Sure I have to be sure what I'm committing and running is good, especially in critical domains. The cheap cost of iteration before actual commit IMO is the one reason why LLM's are disruptive in software and other "generative" domains in the digital world. Conversely real-time requirements, software that needs to be relied on (e.g. a life support system?), things that post opinions in my name online etc will probably, even if written by a LLM, will need someone accountable and verifying the output.
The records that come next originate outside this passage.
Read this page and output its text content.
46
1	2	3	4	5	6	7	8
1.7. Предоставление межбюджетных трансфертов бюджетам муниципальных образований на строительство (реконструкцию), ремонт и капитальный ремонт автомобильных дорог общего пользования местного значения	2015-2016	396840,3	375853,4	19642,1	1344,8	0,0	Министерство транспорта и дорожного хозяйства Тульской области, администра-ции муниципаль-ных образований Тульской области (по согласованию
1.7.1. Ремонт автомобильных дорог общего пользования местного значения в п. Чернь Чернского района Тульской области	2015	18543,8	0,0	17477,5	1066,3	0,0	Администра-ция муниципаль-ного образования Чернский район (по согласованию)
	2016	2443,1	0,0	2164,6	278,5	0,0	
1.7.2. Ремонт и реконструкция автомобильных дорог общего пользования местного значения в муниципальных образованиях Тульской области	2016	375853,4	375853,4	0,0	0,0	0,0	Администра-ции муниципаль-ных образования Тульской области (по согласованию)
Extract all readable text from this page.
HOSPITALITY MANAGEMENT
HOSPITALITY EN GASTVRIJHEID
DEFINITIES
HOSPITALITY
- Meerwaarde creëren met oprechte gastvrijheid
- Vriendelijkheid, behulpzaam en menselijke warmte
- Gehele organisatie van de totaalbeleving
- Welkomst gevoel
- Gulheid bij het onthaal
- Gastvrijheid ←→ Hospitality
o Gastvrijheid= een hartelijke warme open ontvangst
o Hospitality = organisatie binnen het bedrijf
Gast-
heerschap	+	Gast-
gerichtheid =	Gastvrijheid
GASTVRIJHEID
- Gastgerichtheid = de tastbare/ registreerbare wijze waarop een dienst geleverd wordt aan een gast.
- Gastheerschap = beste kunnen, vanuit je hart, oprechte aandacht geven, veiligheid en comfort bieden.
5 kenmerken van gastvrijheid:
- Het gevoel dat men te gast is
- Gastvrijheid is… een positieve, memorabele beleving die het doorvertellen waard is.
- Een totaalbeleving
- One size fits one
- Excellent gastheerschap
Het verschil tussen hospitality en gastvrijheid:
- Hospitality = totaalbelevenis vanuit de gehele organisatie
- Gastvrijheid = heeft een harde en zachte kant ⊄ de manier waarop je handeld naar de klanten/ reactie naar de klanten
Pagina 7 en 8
Again as per many other posts "I want to be wrong" given I'm a senior in my career and would find it hard to change now given age. I don't like how our career is concentrating to the big AI labs/companies rather than our own intelligence/creativity. But rationally its hard to see how software continues to be the same career going forward and if I don't adapt I might die. I will most likely going forward, similar to what I do with my current team, just define and verify.